Non sfuggano del resto le continue apparizioni del Cristo sulla croce, sintesi stessa del concetto di martirio, e per riflesso dello stesso carattere erogeno dell'estasi martiriale. Assume quindi nuova valenza anche il riferimento al sottotitolo originale dell'anime, dove il liturgico SANCTUS a caratteri cubitali sa di maliziosa connotazione di un senso velatamente morboso della santità.
Vale la pena in questo caso citare la scena dove il crocefisso in piena esaltazione durante una messa viene alternato alle scene in cui Gilbert copula violentemente con uno dei suoi amanti, godendo/soffrendo dei suoi catartici peccati.
Un effetto cinematografico che cita il montaggio delle attrazioni di eisensteiniana memoria.

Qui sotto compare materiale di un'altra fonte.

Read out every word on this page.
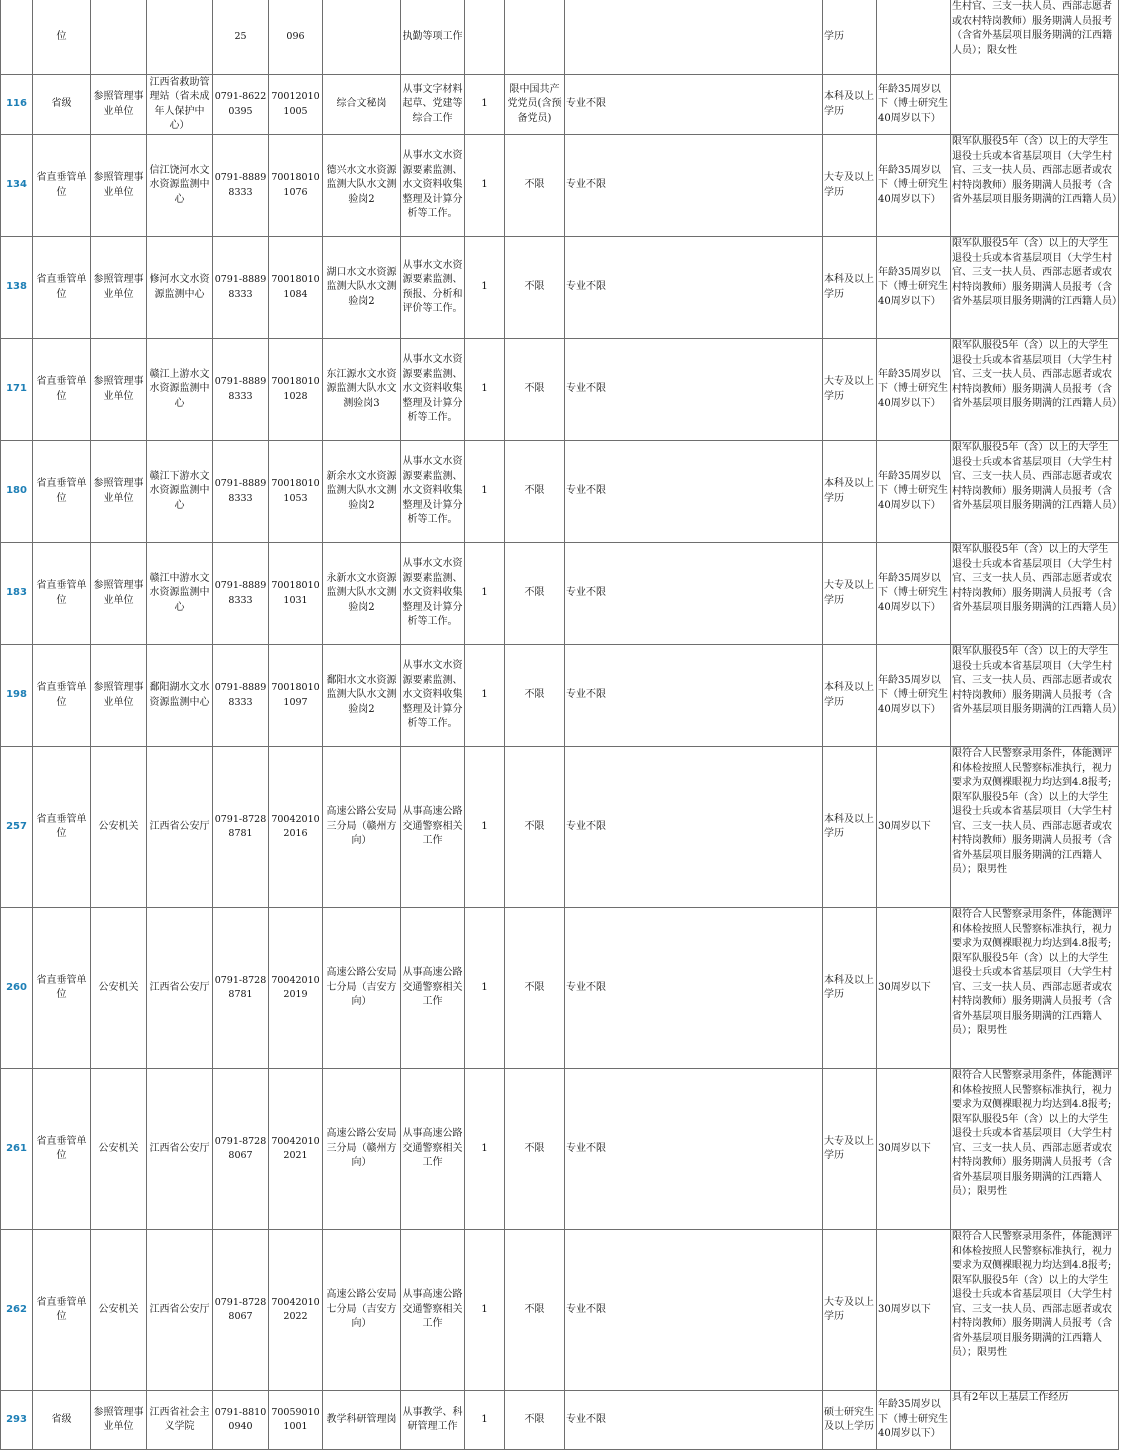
	位			25	096		执勤等项工作				学历		生村官、三支一扶人员、西部志愿者或农村特岗教师）服务期满人员报考（含省外基层项目服务期满的江西籍人员）；限女性
116	省级	参照管理事业单位	江西省救助管理站（省未成年人保护中心）	0791-86220395	700120101005	综合文秘岗	从事文字材料起草、党建等综合工作	1	限中国共产党党员(含预备党员)	专业不限	本科及以上学历	年龄35周岁以下（博士研究生40周岁以下）	
134	省直垂管单位	参照管理事业单位	信江饶河水文水资源监测中心	0791-88898333	700180101076	德兴水文水资源监测大队水文测验岗2	从事水文水资源要素监测、水文资料收集整理及计算分析等工作。	1	不限	专业不限	大专及以上学历	年龄35周岁以下（博士研究生40周岁以下）	限军队服役5年（含）以上的大学生退役士兵或本省基层项目（大学生村官、三支一扶人员、西部志愿者或农村特岗教师）服务期满人员报考（含省外基层项目服务期满的江西籍人员）
138	省直垂管单位	参照管理事业单位	修河水文水资源监测中心	0791-88898333	700180101084	湖口水文水资源监测大队水文测验岗2	从事水文水资源要素监测、预报、分析和评价等工作。	1	不限	专业不限	本科及以上学历	年龄35周岁以下（博士研究生40周岁以下）	限军队服役5年（含）以上的大学生退役士兵或本省基层项目（大学生村官、三支一扶人员、西部志愿者或农村特岗教师）服务期满人员报考（含省外基层项目服务期满的江西籍人员）
171	省直垂管单位	参照管理事业单位	赣江上游水文水资源监测中心	0791-88898333	700180101028	东江源水文水资源监测大队水文测验岗3	从事水文水资源要素监测、水文资料收集整理及计算分析等工作。	1	不限	专业不限	大专及以上学历	年龄35周岁以下（博士研究生40周岁以下）	限军队服役5年（含）以上的大学生退役士兵或本省基层项目（大学生村官、三支一扶人员、西部志愿者或农村特岗教师）服务期满人员报考（含省外基层项目服务期满的江西籍人员）
180	省直垂管单位	参照管理事业单位	赣江下游水文水资源监测中心	0791-88898333	700180101053	新余水文水资源监测大队水文测验岗2	从事水文水资源要素监测、水文资料收集整理及计算分析等工作。	1	不限	专业不限	本科及以上学历	年龄35周岁以下（博士研究生40周岁以下）	限军队服役5年（含）以上的大学生退役士兵或本省基层项目（大学生村官、三支一扶人员、西部志愿者或农村特岗教师）服务期满人员报考（含省外基层项目服务期满的江西籍人员）
183	省直垂管单位	参照管理事业单位	赣江中游水文水资源监测中心	0791-88898333	700180101031	永新水文水资源监测大队水文测验岗2	从事水文水资源要素监测、水文资料收集整理及计算分析等工作。	1	不限	专业不限	大专及以上学历	年龄35周岁以下（博士研究生40周岁以下）	限军队服役5年（含）以上的大学生退役士兵或本省基层项目（大学生村官、三支一扶人员、西部志愿者或农村特岗教师）服务期满人员报考（含省外基层项目服务期满的江西籍人员）
198	省直垂管单位	参照管理事业单位	鄱阳湖水文水资源监测中心	0791-88898333	700180101097	鄱阳水文水资源监测大队水文测验岗2	从事水文水资源要素监测、水文资料收集整理及计算分析等工作。	1	不限	专业不限	本科及以上学历	年龄35周岁以下（博士研究生40周岁以下）	限军队服役5年（含）以上的大学生退役士兵或本省基层项目（大学生村官、三支一扶人员、西部志愿者或农村特岗教师）服务期满人员报考（含省外基层项目服务期满的江西籍人员）
257	省直垂管单位	公安机关	江西省公安厅	0791-87288781	700420102016	高速公路公安局三分局（赣州方向）	从事高速公路交通警察相关工作	1	不限	专业不限	本科及以上学历	30周岁以下	限符合人民警察录用条件，体能测评和体检按照人民警察标准执行，视力要求为双侧裸眼视力均达到4.8报考;限军队服役5年（含）以上的大学生退役士兵或本省基层项目（大学生村官、三支一扶人员、西部志愿者或农村特岗教师）服务期满人员报考（含省外基层项目服务期满的江西籍人员）；限男性
260	省直垂管单位	公安机关	江西省公安厅	0791-87288781	700420102019	高速公路公安局七分局（吉安方向）	从事高速公路交通警察相关工作	1	不限	专业不限	本科及以上学历	30周岁以下	限符合人民警察录用条件，体能测评和体检按照人民警察标准执行，视力要求为双侧裸眼视力均达到4.8报考;限军队服役5年（含）以上的大学生退役士兵或本省基层项目（大学生村官、三支一扶人员、西部志愿者或农村特岗教师）服务期满人员报考（含省外基层项目服务期满的江西籍人员）；限男性
261	省直垂管单位	公安机关	江西省公安厅	0791-87288067	700420102021	高速公路公安局三分局（赣州方向）	从事高速公路交通警察相关工作	1	不限	专业不限	大专及以上学历	30周岁以下	限符合人民警察录用条件，体能测评和体检按照人民警察标准执行，视力要求为双侧裸眼视力均达到4.8报考;限军队服役5年（含）以上的大学生退役士兵或本省基层项目（大学生村官、三支一扶人员、西部志愿者或农村特岗教师）服务期满人员报考（含省外基层项目服务期满的江西籍人员）；限男性
262	省直垂管单位	公安机关	江西省公安厅	0791-87288067	700420102022	高速公路公安局七分局（吉安方向）	从事高速公路交通警察相关工作	1	不限	专业不限	大专及以上学历	30周岁以下	限符合人民警察录用条件，体能测评和体检按照人民警察标准执行，视力要求为双侧裸眼视力均达到4.8报考;限军队服役5年（含）以上的大学生退役士兵或本省基层项目（大学生村官、三支一扶人员、西部志愿者或农村特岗教师）服务期满人员报考（含省外基层项目服务期满的江西籍人员）；限男性
293	省级	参照管理事业单位	江西省社会主义学院	0791-88100940	700590101001	教学科研管理岗	从事教学、科研管理工作	1	不限	专业不限	硕士研究生及以上学历	年龄35周岁以下（博士研究生40周岁以下）	具有2年以上基层工作经历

In tal senso è pregevole anche l'effetto ottenuto dalla colonna sonora, che crea l'ennesimo contrasto artistico alternando i ritmi da clavicembalo di Bach (barocchi e austeri) ai virtuosismi da pianoforte di Chopin (romantici e melanconici).

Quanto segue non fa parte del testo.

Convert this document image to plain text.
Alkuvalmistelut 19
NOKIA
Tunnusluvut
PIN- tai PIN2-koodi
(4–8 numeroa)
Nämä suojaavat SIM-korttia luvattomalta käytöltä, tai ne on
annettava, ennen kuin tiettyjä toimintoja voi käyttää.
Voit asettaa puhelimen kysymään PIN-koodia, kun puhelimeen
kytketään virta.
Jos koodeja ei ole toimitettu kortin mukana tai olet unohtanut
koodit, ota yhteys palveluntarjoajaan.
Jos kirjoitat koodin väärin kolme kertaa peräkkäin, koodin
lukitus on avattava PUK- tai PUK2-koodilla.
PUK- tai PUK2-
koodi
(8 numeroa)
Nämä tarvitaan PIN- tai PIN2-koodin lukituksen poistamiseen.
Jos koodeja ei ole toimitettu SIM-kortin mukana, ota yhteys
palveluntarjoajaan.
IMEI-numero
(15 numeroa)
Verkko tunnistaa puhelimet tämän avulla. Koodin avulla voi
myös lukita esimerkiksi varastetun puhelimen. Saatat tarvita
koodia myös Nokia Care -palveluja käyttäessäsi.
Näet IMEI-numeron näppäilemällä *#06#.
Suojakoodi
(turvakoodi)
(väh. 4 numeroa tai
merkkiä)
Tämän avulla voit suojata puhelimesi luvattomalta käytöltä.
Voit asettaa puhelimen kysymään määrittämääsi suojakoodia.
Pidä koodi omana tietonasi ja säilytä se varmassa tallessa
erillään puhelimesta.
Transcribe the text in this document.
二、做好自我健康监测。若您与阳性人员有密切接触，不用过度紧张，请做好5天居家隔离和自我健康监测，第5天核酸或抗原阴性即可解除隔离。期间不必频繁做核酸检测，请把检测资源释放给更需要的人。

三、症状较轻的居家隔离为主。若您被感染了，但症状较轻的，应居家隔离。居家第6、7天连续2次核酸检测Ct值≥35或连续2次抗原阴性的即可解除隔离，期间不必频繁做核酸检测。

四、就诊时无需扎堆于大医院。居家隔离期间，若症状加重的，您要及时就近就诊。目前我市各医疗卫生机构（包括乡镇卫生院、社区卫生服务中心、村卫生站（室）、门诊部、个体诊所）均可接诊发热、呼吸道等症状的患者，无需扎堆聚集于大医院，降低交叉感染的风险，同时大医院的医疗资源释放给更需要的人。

Stanti tutti questi accorgimenti stilistici, nonostante i problemi di riduzione e adattamento o le limitazioni di minutaggio e sceneggiatura, l'OAV di YAS si fa notare per un ottimo comparto tecnico e una trasposizione a suo modo completa, che può soddisfare tutti i palati, anche quelli di chi non è avvezzo ai temi omoerotici o shojo in generale.